For most of 2016 U.S. high yield bonds returned plenteous profits to investors and led to reaching the 3rd best performance over a period of 20 years. While these markets were driving debt markets, mainly on an U.S. turn from an industrial recessional period and on low interest rates, the U.S. economy strengthened.
The market’s appetite for USDs arose after Trump won the U.S. elections in November 9 as promises over tax cuts allowed companies and public to believe liquidity was likely to expand. The Dollar surged along with the Dollar index, interest rates started increasing, and subsequently fear grew as Trump’s promises did not effectuate, yet.
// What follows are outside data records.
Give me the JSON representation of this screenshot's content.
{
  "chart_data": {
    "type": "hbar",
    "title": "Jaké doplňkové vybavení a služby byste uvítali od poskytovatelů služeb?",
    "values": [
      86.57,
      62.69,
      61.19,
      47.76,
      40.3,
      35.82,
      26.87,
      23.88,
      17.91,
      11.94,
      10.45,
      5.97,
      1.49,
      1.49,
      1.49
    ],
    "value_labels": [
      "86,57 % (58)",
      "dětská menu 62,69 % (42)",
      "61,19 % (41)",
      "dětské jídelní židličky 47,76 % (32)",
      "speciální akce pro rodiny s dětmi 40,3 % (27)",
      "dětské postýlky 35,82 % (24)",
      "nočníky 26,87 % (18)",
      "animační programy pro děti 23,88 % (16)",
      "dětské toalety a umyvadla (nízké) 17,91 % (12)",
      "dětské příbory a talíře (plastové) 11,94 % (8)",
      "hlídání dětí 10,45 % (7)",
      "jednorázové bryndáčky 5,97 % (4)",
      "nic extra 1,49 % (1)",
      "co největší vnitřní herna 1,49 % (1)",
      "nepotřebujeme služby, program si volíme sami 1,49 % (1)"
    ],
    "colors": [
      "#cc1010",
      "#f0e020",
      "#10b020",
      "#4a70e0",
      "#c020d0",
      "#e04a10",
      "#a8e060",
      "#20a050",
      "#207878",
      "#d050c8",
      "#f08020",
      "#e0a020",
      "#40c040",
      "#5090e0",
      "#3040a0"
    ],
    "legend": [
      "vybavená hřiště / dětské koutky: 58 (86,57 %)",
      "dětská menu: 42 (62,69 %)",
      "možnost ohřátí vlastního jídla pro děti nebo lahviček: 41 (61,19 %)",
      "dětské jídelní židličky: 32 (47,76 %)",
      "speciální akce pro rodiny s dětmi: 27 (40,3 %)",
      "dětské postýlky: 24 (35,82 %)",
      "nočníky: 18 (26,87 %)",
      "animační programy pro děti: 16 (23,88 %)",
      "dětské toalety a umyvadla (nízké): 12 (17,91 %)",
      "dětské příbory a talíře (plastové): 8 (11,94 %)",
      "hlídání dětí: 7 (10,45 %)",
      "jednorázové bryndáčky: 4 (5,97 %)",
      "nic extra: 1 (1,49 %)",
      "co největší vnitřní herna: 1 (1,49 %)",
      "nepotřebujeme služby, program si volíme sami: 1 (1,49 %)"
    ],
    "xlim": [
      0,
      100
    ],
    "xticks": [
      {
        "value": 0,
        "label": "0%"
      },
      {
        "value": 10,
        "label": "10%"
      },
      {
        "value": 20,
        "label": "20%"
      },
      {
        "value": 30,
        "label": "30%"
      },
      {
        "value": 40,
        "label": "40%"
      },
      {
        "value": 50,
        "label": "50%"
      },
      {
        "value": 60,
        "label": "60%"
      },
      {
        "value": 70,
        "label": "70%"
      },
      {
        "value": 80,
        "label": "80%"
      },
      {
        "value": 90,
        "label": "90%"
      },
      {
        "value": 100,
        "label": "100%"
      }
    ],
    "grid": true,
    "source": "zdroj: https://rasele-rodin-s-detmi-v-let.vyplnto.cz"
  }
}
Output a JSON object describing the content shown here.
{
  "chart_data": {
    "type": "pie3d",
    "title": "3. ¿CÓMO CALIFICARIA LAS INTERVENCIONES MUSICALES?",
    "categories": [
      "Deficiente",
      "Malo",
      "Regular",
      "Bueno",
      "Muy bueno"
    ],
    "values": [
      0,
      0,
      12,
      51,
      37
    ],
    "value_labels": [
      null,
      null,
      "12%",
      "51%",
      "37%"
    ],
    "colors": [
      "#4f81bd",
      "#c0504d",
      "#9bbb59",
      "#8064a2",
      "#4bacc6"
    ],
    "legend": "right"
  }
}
While interest rates continued to appreciate on major fiscal and policy reforms, U.S. Q2 2017 growth expanded an annualised 3%, its highest level since Q1 2015, albeit Q1 growth reached its lowest level since 2014. Meanwhile, demand for Dollars depreciated with the Dollar index showing heavy signs of weakness in July. Despite inflation did appreciate in Q1, and since the Dollar index guides inflation rates, it is likely that Q4 will reflect the decline in Q2, as median lag is ~4.5 months.
Unlike a few months back (currency clips Issue 76, pg 27), a crossover between the 10-2 Year treasury constant maturity and the Fed Funds rate did occur back in end-May/ start-June, while political and geopolitical risk, as well as fear increased. Simultaneously, bond markets rebounded in late Q2 and early Q3, and despite that the Fed raised short-term interest rates since, investors expect a subtle path to policy normalisation as tightening of liquidity is expected in Q4. September’s FOMC will provide more clues.
As of the beginning of Q3 U.S. Dollar declined over 3 ½% since the end of Q1 while Euro was fueled by Dollar’s weakness due to the appreciation in political risk. The decline was supported by an increase in the Eurozone’s political and economic confidence. With Euro reaching a 2-Year high few weeks back, ECB not rushing into tapering soon, and with the recent extension of the U.S. debt ceiling till December 15, the market appetite for U.S. Dollars is likely to experience wild swings. The latest unquestionably bad NFP is a proof of the market’s appetite.
With N.K conflict weighing in, uncertainty over another rate hike, and disastrous hurricanes that push USD lower, political and geopolitical tensions are likely to keep turning sentiment around and encourage price swings.